ANYTIME MINIBATCH: EXPLOITING STRAGGLERS IN ONLINE DISTRIBUTED OPTIMIZATION

Authors: Nuwan Ferdinand, Haider Al-Lawati, Stark Draper, Matthew Nokleby

ICLR 2019 | Conference PDF | Archive PDF | Plain Text | LLM Run Details

Reproducibility Variable Result LLM Response
Research Type Experimental We present a convergence analysis and analyze the wall time performance. Our numerical results show that our approach is up to 1.5 times faster in Amazon EC2 and it is up to five times faster when there is greater variability in compute node performance.To evaluate the performance of AMB and compare it with that of FMB, we ran several experiments on Amazon EC2 for both schemes to solve two different classes of machine learning tasks: linear regression and logistic regression using both synthetic and real datasets.
Researcher Affiliation Academia Nuwan Ferdinand, Haider Al-Lawati, & Stark Draper Department of Electrical and Computer Engineering, University of Toronto {nuwan.ferdinand@,haider.al.lawati@mail.,stark.draper@}utoronto.ca Matthew Nokleby Department of Electrical and Computer Engineering, Wayne State University, Detroit, MI matthew.nokleby@wayne.edu
Pseudocode Yes The pseudo code of the algorithm is provided in App.

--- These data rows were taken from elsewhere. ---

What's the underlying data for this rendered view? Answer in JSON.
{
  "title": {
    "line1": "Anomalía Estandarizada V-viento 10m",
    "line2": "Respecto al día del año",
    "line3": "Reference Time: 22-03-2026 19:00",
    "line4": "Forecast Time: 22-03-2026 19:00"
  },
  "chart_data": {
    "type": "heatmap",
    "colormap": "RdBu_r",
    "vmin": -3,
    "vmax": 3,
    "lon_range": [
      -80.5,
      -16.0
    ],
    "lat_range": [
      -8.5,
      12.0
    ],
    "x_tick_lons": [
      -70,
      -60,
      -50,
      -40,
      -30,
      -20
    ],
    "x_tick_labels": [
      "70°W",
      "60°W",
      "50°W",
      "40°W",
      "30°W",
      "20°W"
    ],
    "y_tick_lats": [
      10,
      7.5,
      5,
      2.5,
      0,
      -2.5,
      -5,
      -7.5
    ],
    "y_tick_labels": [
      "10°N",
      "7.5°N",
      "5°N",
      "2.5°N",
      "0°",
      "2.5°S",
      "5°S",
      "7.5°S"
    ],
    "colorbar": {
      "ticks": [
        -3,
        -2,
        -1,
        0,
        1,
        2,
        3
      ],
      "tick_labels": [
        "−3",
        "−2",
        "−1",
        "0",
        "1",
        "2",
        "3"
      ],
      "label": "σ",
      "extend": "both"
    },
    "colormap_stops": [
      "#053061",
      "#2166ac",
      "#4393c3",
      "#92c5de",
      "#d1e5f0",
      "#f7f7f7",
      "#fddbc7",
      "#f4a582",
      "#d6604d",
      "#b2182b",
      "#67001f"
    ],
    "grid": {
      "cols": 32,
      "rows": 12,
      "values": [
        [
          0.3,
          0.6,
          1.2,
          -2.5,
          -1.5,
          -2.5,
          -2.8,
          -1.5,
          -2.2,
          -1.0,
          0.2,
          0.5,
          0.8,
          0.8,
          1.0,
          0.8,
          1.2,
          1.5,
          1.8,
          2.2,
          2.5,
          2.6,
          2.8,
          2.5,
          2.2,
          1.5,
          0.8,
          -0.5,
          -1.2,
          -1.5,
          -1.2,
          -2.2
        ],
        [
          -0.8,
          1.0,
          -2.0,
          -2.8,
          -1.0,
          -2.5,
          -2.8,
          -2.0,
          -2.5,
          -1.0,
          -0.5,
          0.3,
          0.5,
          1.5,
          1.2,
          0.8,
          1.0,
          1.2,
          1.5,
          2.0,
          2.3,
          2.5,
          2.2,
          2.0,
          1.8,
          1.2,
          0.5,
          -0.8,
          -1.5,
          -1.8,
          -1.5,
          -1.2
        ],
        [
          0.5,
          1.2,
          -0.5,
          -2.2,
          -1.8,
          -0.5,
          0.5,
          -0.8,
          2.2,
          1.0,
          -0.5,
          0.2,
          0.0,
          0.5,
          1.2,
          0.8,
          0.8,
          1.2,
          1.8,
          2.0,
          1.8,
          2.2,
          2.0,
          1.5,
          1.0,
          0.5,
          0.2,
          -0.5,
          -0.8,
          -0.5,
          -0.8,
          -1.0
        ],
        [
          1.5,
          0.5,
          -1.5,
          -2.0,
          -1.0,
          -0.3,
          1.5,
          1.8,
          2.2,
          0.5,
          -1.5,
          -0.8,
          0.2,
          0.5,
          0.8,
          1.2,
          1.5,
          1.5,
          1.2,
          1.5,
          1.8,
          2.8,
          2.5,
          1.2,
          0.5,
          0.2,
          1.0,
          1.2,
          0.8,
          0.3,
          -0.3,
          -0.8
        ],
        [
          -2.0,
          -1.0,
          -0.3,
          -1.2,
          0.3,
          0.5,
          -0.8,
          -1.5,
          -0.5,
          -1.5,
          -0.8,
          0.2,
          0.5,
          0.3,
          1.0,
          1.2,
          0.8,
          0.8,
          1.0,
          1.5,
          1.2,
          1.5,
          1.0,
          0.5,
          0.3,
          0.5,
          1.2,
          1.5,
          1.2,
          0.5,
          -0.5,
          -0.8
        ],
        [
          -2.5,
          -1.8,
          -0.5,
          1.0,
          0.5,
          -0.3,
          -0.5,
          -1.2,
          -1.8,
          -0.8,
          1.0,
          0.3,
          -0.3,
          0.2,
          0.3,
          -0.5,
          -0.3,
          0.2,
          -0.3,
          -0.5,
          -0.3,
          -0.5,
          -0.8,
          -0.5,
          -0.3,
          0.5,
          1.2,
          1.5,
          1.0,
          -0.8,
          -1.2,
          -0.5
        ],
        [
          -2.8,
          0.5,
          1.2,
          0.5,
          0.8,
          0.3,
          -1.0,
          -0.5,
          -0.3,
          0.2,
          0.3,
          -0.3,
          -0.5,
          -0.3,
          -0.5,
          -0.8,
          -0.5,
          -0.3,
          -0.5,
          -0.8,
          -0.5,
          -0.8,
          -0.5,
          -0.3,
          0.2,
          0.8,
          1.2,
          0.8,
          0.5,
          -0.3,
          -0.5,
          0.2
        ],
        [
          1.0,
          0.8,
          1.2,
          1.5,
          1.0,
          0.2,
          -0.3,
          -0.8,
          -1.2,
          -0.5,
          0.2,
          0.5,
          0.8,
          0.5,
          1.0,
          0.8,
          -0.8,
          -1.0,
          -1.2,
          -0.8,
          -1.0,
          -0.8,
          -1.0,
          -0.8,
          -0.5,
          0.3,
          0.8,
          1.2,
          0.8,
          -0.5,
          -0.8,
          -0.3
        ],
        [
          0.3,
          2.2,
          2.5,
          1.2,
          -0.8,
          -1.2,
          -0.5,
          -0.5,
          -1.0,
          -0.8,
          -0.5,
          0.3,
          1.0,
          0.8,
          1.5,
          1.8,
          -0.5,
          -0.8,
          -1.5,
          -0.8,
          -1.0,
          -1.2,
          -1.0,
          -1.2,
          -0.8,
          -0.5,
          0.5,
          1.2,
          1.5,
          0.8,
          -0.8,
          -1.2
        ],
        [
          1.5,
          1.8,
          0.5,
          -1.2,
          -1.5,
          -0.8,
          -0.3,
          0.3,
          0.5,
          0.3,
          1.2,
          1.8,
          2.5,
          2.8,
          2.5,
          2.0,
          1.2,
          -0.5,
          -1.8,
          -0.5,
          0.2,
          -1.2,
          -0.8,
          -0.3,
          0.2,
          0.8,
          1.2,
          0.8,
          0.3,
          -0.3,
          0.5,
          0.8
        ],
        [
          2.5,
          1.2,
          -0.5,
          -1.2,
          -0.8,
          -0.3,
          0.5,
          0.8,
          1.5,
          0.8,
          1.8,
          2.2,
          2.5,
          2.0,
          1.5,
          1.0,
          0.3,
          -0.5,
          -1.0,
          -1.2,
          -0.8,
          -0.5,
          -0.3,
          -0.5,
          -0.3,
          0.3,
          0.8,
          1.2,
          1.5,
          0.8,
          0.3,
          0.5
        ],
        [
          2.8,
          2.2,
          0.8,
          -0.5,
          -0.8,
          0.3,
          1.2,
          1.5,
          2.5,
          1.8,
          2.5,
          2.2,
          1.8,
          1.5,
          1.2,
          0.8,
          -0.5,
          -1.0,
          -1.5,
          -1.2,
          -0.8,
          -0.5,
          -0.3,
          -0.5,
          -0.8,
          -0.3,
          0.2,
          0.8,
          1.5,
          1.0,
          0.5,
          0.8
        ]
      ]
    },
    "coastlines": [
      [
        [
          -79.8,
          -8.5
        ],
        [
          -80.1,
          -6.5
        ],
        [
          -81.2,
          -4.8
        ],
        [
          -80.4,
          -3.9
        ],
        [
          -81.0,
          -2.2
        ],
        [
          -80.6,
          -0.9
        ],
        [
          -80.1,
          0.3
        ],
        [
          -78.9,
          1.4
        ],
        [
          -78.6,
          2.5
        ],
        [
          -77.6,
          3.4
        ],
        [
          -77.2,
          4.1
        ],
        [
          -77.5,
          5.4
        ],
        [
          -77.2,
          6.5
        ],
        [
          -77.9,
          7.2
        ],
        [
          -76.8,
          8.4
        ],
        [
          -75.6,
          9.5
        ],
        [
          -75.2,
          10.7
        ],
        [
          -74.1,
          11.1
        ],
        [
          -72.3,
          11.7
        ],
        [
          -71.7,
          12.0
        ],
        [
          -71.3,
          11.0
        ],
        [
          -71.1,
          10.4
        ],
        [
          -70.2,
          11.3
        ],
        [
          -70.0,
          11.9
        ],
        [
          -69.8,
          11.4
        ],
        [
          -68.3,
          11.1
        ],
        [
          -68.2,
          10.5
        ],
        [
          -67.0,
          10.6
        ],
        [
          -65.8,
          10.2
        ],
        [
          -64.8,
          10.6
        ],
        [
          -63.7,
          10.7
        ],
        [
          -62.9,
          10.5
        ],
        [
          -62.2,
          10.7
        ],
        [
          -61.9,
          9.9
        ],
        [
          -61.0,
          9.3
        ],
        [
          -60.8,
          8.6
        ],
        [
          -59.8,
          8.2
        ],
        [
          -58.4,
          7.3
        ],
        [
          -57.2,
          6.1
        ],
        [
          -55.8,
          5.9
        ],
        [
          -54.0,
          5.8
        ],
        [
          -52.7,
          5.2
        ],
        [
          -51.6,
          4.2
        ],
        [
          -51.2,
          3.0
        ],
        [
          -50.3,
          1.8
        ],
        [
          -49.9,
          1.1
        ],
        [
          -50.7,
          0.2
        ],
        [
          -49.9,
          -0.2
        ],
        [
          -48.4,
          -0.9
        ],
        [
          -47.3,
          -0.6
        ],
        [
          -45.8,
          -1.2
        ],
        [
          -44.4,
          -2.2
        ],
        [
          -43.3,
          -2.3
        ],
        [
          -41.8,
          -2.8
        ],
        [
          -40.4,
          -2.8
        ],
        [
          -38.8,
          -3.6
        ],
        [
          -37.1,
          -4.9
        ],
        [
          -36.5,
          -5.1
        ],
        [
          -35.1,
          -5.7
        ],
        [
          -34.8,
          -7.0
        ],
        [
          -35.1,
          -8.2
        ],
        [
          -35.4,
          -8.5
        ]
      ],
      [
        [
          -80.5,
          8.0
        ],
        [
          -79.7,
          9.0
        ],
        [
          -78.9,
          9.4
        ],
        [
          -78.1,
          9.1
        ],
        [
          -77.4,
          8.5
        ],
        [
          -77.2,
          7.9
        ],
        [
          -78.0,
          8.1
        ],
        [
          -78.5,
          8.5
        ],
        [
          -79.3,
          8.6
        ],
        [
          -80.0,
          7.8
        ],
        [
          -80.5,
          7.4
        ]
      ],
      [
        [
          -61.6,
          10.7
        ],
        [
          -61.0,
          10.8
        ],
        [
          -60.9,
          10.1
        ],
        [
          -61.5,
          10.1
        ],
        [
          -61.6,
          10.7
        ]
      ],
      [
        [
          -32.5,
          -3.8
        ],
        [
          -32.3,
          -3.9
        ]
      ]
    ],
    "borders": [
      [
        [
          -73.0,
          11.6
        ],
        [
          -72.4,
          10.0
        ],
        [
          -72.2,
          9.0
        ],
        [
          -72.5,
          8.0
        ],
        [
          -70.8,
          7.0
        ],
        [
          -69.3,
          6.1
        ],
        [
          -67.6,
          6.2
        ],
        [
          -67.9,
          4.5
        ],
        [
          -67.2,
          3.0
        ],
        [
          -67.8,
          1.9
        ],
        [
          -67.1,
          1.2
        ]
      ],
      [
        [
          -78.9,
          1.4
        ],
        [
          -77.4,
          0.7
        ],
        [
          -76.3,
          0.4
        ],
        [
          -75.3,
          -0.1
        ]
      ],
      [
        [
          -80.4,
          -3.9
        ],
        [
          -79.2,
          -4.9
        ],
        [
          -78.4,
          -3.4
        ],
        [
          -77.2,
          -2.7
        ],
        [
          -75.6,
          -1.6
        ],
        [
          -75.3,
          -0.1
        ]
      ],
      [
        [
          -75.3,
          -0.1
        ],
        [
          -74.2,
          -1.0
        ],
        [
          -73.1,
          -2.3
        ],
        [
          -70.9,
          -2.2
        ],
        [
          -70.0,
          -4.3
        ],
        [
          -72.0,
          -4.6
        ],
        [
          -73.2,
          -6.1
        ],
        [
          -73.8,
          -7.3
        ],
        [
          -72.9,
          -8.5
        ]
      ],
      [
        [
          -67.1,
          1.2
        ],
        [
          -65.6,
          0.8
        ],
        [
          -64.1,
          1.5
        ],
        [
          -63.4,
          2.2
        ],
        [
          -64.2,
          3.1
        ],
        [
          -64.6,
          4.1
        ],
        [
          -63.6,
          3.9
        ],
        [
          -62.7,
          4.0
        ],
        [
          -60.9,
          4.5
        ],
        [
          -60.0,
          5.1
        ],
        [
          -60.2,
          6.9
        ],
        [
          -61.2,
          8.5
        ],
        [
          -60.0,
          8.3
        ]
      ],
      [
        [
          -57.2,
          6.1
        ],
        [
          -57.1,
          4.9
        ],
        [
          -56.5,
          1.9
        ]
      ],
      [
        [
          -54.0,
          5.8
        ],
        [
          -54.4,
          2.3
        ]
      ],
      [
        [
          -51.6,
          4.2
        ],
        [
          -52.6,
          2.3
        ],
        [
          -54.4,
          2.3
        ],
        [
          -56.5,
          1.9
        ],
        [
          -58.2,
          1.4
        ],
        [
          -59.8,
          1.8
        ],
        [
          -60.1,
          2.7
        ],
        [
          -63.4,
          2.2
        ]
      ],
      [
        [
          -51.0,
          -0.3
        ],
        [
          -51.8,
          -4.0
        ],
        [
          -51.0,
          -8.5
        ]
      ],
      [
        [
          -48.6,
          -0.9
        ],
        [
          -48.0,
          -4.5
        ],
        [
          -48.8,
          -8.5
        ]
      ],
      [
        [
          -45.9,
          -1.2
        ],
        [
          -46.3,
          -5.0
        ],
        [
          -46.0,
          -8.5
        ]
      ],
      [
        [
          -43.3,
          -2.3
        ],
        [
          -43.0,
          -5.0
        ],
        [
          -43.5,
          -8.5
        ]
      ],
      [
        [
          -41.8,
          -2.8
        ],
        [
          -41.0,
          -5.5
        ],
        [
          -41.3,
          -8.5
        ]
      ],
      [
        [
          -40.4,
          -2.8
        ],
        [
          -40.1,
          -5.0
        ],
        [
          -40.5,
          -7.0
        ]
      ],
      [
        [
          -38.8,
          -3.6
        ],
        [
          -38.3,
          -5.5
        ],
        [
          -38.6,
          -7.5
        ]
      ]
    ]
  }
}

A. Algorithm 1 AMB Algorithm
Open Source Code No The paper does not provide concrete access to source code for the methodology described, such as a specific repository link, an explicit code release statement, or mention of code in supplementary materials.
Open Datasets Yes For the logistic regression problem, we used the MNIST images of numbers from 0 to 9. We used MNIST training dataset that consists of 60,000 data points.
Dataset Splits No The paper mentions using training datasets (e.g., MNIST training dataset) but does not provide specific dataset split information (exact percentages, sample counts, citations to predefined splits, or detailed splitting methodology) for training, validation, or testing.
Hardware Specification Yes In all our experiments, we used t2.micro instances and ami-6b211202, a publicly available Amazon Machine Image (AMI), to launch the instances.
Software Dependencies No Communication between nodes were handled through Message Passing Interface (MPI). No specific version number is provided for MPI or any other software dependency.
Experiment Setup Yes In FMB, each worker computed b = 6000 gradients. The average compute time during the steady-state phase was found to be 14.5 sec. Therefore, in AMB case, the compute time for each worker was set to be T = 14.5 sec. and we set Tc = 4.5 sec. Workers are allowed r = 5 average rounds of consensus to average their calculated gradients.The per-node fixed minibatch in FMB is b/n = 800 while the fixed compute time in AMB is T = 12 sec. and the communication time Tc = 3 sec. As in the linear regression experiment above, the workers on average go through r = 5 round of consensus.